Sneak Peek at my new book!


April 1862
Shiloh, TN

Struggling to stand, Colton glanced around the open field. Smoke filled his vision and hid the fight going on around him. Musket fire mixed with cannon fire to deafen him. Coughing, he fell to his knees and thought about his wife.

She was only a few miles away in Savannah. He knew she could hear the cannon fire from her home. In fact, she was probably on the porch looking this way. He could feel her praying for his safety. This time her prayers wouldn’t work.

He could feel the blood seeping out the bullet hole. He was also cold and his vision blurred. This was not how he was supposed to die. This was not how the war was supposed to go. They should have licked the Yankees in a month. The war should be over and two nations on American soil. What had gone wrong?

He should be at home with his wife and their family. He should be enjoying the joys of fatherhood; instead, he would leave her a young widow.

Rachel, his childhood sweetheart and now his wife, was only sixteen, but wise beyond her years. She would struggle with his death, but he prayed she would find someone else.

His body grew weaker as he hit the ground. Rolling to his back, he looked up at the sky. The picture of Rachel as she whispered her vows appeared. She was beautiful, but it was her heart that he loved most.

“I love you, Rachel,” he whispered as death claimed him.



September 1862
Sharpsburg, MD

Phillip knew they were losing ground to the Yankees. The creek provided no shelter, but it didn’t matter. The firefight was in their favor since they had the higher ground, but it made no difference. They couldn’t hold their ground.

Slipping down the ridge, he stepped into the cold waters of Antietam Creek. The bridge was down stream, well within eyesight. The Yankees were taking to the creek banks to gain more ground.

He was tired from matching up from Harper’s Ferry. An urgent message from Lee had them rushing to get to Sharpsburg to help defend the right flank from Major General Burnside’s attack. They didn’t arrive until early afternoon after thousands of men had already died.
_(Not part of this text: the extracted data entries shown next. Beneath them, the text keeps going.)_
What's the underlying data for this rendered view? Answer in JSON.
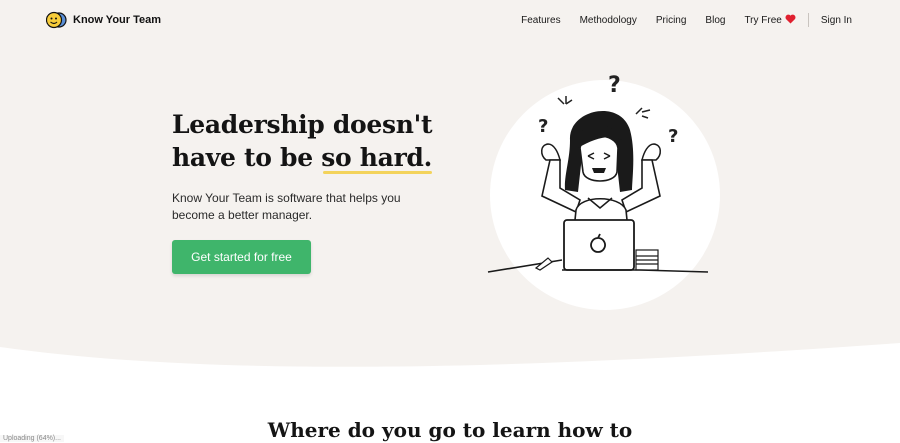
{
  "brand": {
    "name": "Know Your Team",
    "logo_icon": "smiley-logo-icon"
  },
  "nav": {
    "items": [
      "Features",
      "Methodology",
      "Pricing",
      "Blog"
    ],
    "try_free": "Try Free",
    "try_free_icon": "heart-icon",
    "sign_in": "Sign In"
  },
  "hero": {
    "headline_line1": "Leadership doesn't",
    "headline_line2_a": "have to be ",
    "headline_line2_b": "so hard.",
    "subtext": "Know Your Team is software that helps you become a better manager.",
    "cta": "Get started for free"
  },
  "section": {
    "title": "Where do you go to learn how to"
  },
  "status": "Uploading (64%)...",
  "colors": {
    "hero_bg": "#f5f2ef",
    "cta": "#3fb56b",
    "highlight": "#f3d35b",
    "heart": "#e0202f"
  }
}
They had driven Burnside’s men back to the bridge out of the town. The Yankees were currently defending the bridge they had taken a couple of hours before. He was ordered to scout the area to find a weak link. Dipping low, he slipped into the water as a bullet caught him in the shoulder. He tumbled face first into the cold water.

He struggled to stand. Moments later, he hit the bank. Realizing the battle was almost over; he eased up the bank before rolling to his back. His clothes were soaked, but there was nothing he could do. His shoulder was on fire and now caked with mud.

Smoke filled the air as he looked up. Water lapped around him as he struggled to breath. The sound of cannon fire deafened the cries and screams of dead men that surrounded him. The smell of blood choked him as death circled him. He tried once again to stand but couldn’t.

The bank was slippery due to many soldiers coming out of the water and onto the bank. The mud did nothing, but keep him right where he lay.

Closing his eyes, he prayed for a quick death. He didn’t want to stay on this bank for days as those around him died slowly. There was another reason, he prayed for death. He would finally be reunited with his fiancée, Sarah. Her death was the reason he joined the war. He was tired out running away from her ghost. It was time for them to be together again.